K-36's epigenetic drug focuses on reversing the malignant programming of cancer cells. This approach aims to resensitize tumors to other treatments, making combination therapies the core strategy for achieving more durable responses, rather than relying on monotherapy to kill cells directly.
While scientifically exciting, pioneering a new biological pathway makes investors more conservative, as there is no proven path to follow. K-36's CEO notes this paradox: it requires more effort to educate investors and define a new space compared to a 'fast-follower' company with a clearer, pre-validated market.
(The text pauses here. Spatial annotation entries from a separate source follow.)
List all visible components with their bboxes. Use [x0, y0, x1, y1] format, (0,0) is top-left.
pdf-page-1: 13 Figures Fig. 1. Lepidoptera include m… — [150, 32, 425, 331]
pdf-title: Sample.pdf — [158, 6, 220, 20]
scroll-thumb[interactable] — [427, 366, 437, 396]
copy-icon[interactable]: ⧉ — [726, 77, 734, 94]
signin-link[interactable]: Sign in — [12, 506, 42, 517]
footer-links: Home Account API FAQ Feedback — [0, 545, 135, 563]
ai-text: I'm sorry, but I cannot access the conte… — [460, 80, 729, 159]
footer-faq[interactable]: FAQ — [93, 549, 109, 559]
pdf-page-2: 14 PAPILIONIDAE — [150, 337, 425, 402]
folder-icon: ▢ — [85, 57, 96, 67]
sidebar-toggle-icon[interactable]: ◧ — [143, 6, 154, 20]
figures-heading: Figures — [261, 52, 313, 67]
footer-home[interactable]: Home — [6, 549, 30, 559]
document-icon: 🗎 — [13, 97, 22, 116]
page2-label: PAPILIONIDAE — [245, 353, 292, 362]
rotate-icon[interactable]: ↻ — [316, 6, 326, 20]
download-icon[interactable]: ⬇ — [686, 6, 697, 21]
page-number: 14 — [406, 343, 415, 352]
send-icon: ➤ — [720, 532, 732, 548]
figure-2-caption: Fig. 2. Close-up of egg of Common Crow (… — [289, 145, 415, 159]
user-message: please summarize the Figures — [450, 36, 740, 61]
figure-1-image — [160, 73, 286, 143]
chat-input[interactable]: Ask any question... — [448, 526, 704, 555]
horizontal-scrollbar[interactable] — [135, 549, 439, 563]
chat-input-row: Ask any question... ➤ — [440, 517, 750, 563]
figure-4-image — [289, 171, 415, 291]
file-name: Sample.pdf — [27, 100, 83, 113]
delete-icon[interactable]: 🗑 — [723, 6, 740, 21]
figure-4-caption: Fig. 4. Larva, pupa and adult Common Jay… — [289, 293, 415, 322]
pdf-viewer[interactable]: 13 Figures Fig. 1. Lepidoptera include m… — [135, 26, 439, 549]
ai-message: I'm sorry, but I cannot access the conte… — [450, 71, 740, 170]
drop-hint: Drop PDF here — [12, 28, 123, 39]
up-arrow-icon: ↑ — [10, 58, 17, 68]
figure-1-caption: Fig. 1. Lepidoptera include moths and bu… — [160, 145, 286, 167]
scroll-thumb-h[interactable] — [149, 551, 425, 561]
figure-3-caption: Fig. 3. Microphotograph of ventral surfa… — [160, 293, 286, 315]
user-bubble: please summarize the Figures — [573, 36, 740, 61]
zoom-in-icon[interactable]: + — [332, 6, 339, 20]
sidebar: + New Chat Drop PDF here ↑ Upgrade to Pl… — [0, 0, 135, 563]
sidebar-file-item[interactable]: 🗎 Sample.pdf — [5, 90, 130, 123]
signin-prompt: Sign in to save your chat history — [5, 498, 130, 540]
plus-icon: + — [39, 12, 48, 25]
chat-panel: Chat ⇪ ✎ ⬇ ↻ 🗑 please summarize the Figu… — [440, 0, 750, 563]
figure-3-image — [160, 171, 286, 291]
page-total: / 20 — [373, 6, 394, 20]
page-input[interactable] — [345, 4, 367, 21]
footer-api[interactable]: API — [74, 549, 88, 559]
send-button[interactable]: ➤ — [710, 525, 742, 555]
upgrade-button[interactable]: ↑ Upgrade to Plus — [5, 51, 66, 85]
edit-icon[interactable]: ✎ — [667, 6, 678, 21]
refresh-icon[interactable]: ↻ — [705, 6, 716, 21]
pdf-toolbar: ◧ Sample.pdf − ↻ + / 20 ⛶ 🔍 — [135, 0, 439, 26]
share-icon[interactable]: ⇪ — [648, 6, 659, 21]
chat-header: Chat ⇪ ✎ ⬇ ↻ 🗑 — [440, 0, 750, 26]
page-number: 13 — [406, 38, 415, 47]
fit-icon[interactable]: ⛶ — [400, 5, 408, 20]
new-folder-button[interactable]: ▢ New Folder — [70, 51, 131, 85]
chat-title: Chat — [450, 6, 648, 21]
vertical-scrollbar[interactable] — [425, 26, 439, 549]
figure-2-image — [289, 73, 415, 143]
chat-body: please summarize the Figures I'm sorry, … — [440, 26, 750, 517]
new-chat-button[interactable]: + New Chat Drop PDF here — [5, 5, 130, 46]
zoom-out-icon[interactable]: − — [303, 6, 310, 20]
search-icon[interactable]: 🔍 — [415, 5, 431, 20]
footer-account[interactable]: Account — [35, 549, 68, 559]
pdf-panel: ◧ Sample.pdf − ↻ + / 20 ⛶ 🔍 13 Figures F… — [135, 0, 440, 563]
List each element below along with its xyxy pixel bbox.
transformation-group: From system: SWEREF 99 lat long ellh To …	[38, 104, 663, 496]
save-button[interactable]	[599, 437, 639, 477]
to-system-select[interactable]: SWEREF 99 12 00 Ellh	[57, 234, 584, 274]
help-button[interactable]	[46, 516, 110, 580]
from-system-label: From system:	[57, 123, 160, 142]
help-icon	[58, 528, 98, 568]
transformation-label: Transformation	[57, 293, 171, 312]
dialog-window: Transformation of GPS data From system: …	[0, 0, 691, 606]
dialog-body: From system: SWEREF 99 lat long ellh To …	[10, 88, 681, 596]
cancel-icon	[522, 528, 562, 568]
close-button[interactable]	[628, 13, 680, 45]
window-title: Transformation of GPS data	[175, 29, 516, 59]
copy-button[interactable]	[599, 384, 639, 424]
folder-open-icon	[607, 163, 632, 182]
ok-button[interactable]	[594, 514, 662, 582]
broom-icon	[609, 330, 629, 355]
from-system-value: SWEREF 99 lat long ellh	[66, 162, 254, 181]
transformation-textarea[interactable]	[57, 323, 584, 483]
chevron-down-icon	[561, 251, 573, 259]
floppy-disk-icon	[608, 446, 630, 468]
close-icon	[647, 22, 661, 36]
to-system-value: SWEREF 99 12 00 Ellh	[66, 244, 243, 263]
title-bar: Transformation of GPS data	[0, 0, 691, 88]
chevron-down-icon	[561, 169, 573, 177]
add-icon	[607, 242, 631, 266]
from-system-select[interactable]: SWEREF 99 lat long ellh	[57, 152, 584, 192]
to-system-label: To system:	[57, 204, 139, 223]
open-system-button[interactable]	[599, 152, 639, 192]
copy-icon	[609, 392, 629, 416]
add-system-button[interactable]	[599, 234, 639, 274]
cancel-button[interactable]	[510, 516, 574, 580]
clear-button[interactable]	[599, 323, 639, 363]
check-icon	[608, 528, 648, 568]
The CEO attributes fundraising success during a difficult period to having a 'real asset' in clinical trials. This highlights that in challenging capital markets, investors prioritize tangible progress. A company with a drug candidate in human testing is more attractive than one with a promising but unproven discovery platform.
K-36's target, NSD2, can both initiate certain cancers (a founding driver) and help other cancers survive treatment pressure (a dependency). This dual role makes it a highly valuable target because it is relevant across different stages and types of cancer, justifying building an entire company around it.
K-36's lead drug was acquired from Novartis not because it was a failed asset, but because it became available during a strategic reorganization. This illustrates a key opportunity for biotech startups: licensing promising preclinical assets that no longer fit a large pharmaceutical company's immediate development focus.
K-36's strategy starts with multiple myeloma patients having the T414 translocation, a small, well-defined group where the drug's biological mechanism is strongest. This approach aims to secure a clear clinical proof-of-concept before expanding to broader, biomarker-defined populations, thus de-risking development.